Studenckie Koło Naukowe Kuchni Molekularnej tworzą studenci różnych kierunków –od towaroznawstwa, przez technologię żywności, po biologię. Łączy ich chęć poznania i zrozumienia, czym jest kuchnia molekularna, w jaki sposób wykorzystuje się ją w naszej codziennej kuchni i jak jeszcze można ją wykorzystać.
Kuchnia molekularna od kuchni
Kuchnia Molekularna była jednym z tematów kratywnych ferii w CKZ Krzywy Komin
Oprócz pracy w laboratorium i prowadzenia własnych projektów naukowych studenci z SKN Kuchni Molekularnej współpracują z wrocławską gastronomią, w tym z Food Think Tankiem, czyli wrocawskim zrzeszeniem kucharzy i osób związanych z gastronomią. – Organizujemy kolacje, warsztaty i bierzemy udział w różnych wydarzeniach, na przykład ostatnio w festiwalu filmowym związanym z kuchnią – mówi Agata Iwańska przewodnicząca koła. - Pojawiamy się więc wszędzie tam, gdzie możemy opowiedzieć czym jest dla nas kuchnia molekularna, bo każdy z nas inaczej do niej podchodzi – dodaje. – Dla mnie kuchnia molekularna to jest chęć zrozumienia tego, co dzieje się w produktach, od ich hodowania, poprzez ich obróbkę wstępną. Moim zdaniem nie ma nic bardziej molekularnego niż np. blanszowanie marchewki – dlaczego w takich warunkach blanszujemy, a nie innych, dlaczego karoten rozkłada się w niższych temperaturach, dlaczego trzeba posolić wodę podczas blanszowania zielonych warzyw, to dla mnie już jest kuchnia molekularna – wyjaśnia Agata. – Krótko mówiąc, kuchnia molekularna to świadome gotowanie.
Pasja do gotowania
Niektórzy z członków koła pracują w gastronomii lub odbyli praktyki w restauracjach, inni podczas cyklicznych spotkań z kucharzami poznają nowe smaki, uczą się je łączyć i wykorzystywać do tego naukę.

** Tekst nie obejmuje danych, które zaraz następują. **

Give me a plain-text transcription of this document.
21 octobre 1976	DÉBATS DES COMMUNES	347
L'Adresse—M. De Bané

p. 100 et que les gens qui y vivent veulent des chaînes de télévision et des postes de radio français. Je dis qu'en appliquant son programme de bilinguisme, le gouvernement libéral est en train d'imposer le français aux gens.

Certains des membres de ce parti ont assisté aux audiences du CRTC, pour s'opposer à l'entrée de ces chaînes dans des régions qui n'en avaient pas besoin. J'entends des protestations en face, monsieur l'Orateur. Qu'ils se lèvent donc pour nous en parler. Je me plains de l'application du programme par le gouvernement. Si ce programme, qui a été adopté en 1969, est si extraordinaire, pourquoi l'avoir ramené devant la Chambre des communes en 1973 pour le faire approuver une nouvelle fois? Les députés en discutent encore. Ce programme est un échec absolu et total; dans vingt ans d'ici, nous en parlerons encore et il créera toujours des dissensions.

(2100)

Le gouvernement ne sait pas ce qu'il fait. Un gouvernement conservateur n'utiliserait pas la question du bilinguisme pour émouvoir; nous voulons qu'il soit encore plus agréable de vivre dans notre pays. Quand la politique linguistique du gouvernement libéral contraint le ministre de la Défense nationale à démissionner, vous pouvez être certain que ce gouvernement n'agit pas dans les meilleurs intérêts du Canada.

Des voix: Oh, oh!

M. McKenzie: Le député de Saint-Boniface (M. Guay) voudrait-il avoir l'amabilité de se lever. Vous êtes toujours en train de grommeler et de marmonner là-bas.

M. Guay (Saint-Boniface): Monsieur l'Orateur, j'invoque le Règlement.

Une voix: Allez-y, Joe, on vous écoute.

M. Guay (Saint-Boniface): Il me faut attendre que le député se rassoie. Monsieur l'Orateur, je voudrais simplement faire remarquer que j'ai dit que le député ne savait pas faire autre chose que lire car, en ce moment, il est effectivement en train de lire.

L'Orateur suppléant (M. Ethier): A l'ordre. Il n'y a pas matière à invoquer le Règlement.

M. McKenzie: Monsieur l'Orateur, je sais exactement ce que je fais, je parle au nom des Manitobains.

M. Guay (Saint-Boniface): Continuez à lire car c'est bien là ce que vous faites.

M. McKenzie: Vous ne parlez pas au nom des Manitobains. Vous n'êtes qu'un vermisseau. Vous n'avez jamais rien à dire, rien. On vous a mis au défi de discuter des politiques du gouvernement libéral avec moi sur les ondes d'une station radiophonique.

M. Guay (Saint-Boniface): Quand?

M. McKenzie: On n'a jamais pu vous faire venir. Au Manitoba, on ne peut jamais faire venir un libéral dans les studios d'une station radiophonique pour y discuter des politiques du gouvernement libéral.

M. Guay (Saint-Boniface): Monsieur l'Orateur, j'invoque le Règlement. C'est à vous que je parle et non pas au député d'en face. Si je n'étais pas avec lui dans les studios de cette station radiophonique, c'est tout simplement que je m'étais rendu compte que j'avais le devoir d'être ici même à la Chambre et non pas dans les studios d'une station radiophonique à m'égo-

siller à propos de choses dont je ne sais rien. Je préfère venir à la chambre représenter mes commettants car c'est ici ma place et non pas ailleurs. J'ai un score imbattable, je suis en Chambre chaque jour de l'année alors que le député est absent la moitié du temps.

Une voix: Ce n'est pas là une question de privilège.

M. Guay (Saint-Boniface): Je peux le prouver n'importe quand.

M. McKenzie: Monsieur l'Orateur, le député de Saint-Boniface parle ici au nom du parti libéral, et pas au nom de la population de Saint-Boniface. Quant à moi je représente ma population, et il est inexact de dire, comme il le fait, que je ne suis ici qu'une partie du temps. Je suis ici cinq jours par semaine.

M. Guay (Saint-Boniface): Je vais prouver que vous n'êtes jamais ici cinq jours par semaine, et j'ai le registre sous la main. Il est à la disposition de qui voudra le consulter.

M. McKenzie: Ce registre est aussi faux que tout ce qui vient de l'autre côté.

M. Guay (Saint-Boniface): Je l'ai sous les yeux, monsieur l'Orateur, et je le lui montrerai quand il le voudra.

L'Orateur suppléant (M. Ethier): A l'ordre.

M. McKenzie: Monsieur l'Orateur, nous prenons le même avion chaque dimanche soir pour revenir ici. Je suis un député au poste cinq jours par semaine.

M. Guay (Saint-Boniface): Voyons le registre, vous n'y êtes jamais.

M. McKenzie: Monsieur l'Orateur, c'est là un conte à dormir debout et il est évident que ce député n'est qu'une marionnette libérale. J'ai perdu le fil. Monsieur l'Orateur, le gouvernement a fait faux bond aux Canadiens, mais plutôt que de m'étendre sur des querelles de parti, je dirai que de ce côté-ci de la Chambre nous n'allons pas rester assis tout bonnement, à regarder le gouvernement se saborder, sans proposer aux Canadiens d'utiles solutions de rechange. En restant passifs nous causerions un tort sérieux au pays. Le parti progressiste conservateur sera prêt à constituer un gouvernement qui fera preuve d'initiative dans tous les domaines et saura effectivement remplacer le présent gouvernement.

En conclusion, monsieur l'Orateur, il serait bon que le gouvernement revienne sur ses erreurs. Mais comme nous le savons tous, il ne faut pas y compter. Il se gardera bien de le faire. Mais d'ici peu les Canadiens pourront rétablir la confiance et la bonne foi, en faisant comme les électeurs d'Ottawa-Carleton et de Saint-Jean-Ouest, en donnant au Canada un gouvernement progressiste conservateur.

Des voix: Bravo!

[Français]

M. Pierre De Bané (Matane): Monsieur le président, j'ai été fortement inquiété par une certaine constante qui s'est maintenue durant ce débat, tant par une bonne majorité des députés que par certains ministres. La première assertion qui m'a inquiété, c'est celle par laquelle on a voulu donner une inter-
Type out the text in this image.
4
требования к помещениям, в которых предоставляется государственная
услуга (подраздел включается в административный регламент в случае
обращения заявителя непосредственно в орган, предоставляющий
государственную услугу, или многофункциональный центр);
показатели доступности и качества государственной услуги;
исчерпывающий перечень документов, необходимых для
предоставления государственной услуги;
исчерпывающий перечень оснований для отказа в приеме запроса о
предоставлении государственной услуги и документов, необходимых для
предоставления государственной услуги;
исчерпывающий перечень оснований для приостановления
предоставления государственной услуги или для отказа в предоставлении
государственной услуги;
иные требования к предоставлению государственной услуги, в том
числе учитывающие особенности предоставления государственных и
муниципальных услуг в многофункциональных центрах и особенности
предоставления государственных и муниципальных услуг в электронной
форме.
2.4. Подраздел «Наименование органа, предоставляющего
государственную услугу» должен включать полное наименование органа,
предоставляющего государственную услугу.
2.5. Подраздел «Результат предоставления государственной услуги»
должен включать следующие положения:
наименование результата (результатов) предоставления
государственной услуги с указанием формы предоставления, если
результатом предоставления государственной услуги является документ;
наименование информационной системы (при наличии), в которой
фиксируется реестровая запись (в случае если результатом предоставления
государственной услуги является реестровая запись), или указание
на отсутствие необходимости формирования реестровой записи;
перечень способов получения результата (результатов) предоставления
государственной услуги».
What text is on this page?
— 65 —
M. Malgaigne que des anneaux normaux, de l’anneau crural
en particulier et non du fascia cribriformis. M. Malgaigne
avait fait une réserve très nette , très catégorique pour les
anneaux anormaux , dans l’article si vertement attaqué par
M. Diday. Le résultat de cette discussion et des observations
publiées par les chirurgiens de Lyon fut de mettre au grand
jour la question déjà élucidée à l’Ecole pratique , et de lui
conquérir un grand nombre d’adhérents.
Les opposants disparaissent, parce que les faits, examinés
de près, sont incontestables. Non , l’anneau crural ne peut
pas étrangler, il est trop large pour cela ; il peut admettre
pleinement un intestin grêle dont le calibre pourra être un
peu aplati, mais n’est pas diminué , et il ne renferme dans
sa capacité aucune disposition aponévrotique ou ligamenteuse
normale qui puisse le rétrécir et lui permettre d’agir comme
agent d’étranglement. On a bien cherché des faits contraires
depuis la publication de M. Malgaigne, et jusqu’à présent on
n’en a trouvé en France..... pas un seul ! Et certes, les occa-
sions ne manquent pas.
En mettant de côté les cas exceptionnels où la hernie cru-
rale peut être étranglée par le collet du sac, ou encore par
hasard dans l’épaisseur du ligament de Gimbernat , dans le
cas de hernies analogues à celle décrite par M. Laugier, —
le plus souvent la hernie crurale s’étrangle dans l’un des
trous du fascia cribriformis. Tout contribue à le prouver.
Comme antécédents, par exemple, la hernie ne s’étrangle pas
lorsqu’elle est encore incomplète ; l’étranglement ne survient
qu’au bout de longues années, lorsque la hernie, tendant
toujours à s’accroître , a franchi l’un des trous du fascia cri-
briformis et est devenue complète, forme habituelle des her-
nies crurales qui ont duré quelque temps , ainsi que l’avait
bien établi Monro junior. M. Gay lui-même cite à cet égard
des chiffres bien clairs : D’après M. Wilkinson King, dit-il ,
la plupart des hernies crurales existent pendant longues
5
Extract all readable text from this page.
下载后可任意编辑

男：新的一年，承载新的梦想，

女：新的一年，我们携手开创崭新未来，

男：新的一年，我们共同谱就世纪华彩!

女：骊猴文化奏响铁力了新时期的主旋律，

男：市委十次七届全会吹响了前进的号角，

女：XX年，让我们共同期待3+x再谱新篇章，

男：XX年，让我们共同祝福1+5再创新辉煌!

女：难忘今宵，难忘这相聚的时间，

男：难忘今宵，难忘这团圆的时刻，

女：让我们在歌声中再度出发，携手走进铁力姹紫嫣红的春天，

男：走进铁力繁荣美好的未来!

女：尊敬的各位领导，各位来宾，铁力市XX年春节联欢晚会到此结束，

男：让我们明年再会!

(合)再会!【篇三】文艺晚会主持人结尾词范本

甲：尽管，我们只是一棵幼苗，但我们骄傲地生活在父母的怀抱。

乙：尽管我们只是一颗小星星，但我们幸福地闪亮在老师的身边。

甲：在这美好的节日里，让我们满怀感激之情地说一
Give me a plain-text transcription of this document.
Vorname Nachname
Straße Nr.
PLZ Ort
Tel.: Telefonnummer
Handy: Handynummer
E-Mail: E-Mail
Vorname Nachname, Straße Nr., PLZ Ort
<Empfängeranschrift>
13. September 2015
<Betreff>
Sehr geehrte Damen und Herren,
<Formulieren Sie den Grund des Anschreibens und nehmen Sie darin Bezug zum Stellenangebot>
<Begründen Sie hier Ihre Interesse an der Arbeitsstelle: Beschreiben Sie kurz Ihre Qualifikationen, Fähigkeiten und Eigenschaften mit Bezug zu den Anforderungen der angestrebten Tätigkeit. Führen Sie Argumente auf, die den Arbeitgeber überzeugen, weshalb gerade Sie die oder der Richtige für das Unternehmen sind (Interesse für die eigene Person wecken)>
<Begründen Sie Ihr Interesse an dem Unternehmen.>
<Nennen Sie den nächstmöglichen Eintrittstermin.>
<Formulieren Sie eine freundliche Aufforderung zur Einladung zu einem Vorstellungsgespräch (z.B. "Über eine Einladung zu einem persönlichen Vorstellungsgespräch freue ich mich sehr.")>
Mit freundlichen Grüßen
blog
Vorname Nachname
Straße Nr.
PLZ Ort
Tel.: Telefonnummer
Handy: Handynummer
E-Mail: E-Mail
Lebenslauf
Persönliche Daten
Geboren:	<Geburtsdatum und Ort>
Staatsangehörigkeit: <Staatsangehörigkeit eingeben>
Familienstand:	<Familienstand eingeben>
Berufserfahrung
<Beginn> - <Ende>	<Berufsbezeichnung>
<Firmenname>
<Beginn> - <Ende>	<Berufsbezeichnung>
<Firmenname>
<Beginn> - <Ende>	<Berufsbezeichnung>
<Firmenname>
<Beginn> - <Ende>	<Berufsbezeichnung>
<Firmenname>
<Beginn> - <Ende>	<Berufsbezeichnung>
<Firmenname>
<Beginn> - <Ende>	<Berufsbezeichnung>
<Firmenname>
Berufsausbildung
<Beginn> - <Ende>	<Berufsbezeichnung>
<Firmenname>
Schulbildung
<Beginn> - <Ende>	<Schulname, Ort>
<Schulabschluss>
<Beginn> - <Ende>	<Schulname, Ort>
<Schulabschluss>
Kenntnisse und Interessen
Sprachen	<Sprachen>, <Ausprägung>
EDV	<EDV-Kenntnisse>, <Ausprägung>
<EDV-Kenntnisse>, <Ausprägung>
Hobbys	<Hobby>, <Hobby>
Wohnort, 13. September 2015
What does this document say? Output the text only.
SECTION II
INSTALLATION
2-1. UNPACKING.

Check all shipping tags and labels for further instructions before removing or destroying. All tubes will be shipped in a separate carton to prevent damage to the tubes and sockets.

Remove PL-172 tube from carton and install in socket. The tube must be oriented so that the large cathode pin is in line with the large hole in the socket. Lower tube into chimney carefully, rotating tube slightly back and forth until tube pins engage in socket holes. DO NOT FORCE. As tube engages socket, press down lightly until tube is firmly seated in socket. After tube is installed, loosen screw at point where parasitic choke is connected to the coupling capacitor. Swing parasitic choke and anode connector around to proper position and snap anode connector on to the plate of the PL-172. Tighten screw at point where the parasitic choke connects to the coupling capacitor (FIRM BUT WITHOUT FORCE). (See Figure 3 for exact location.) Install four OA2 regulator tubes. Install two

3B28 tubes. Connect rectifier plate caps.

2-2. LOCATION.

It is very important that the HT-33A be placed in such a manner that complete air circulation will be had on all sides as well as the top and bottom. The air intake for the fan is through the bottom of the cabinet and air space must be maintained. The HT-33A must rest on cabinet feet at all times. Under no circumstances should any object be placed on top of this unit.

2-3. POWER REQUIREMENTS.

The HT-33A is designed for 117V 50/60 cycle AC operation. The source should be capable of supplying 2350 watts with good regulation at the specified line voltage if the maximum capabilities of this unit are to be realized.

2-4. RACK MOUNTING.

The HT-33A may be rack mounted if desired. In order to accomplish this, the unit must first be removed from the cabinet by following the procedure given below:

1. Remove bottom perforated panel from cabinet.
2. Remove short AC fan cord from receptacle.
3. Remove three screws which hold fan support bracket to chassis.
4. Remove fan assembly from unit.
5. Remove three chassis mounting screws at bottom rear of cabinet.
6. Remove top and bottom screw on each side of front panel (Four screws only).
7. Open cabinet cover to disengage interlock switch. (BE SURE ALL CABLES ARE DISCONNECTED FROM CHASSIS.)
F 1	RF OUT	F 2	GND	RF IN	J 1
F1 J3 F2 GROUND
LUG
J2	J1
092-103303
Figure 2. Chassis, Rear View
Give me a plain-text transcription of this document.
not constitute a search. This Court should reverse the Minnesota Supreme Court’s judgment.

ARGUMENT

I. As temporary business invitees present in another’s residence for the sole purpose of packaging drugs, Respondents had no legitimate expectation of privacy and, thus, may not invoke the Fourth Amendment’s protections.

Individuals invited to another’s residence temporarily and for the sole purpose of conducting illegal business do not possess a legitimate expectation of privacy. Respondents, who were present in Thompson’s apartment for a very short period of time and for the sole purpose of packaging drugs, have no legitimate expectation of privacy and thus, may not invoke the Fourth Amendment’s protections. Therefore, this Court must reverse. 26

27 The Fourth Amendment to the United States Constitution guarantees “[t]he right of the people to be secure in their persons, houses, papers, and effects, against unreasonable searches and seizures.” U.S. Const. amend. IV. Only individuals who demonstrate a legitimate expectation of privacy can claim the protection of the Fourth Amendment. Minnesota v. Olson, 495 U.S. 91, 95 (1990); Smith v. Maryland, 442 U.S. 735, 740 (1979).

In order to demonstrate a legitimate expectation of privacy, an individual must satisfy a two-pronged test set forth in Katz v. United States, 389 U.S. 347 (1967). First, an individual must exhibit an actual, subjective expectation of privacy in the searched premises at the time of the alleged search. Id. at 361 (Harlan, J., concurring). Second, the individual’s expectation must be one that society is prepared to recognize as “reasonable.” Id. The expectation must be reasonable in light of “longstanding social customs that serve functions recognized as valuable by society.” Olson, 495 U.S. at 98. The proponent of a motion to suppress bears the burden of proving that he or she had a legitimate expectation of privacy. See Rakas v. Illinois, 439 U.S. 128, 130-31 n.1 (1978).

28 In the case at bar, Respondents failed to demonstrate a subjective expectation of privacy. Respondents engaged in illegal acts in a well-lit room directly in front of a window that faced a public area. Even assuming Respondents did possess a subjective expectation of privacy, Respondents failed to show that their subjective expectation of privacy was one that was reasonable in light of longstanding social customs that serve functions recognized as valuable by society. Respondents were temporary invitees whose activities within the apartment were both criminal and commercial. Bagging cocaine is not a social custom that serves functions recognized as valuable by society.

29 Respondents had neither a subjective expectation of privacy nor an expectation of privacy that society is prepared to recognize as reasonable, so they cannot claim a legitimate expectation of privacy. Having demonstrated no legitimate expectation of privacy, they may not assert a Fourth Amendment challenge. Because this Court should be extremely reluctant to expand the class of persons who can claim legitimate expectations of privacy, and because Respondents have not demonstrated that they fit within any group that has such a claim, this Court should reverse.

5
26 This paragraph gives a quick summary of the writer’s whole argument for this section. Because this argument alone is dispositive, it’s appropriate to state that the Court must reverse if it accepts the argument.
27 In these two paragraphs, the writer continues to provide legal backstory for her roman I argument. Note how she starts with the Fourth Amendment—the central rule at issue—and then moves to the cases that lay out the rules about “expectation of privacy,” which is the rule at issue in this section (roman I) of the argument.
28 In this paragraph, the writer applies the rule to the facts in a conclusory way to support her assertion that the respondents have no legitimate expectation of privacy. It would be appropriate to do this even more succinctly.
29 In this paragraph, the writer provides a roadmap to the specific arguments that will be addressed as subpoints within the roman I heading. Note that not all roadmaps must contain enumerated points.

Zajęcia z dziećmi podczas kreatywnych ferii w CKZ Krzywy Komin
– Często przywołujemy tradycyjne dania, które próbujemy podać w nowy sposób – opowiada Agata. – Mieliśmy na przykład zajęcia z uczniami gimnazjum i technikum, którym pokazaliśmy, jak zrobić surówkę z jabłka i marchewki mrożoną ciekłym azotem. Niby klasyczna potrawa, często podawana jako dodatek do drugiego dania, ale dzięki zmrożeniu uzyskaliśmy ją w postaci sorbetu. Na spotkaniach pozwalamy dzieciakom i młodzieży na samodzielne stworzenie potrawy – dodaje. Członkowie SKN Kuchni Molekularnej nie ukrywają, że lubią eksperymentować z gotowaniem. – Raz w domu zrobiłam sobie łososia w zmywarce – opowiada Arleta Pawlicka. – Gdzieś przeczytałam, że to dzała, więc postanowiłam sama spróbować. Włożylam łososia do zmywarki i uruchomiłam program parowy. Oczywiście bez dodawania detergentów – śmieje się. – Ustawiłam na odpowiedni czas i gotowe. Wyszedł pyszny! – dodaje.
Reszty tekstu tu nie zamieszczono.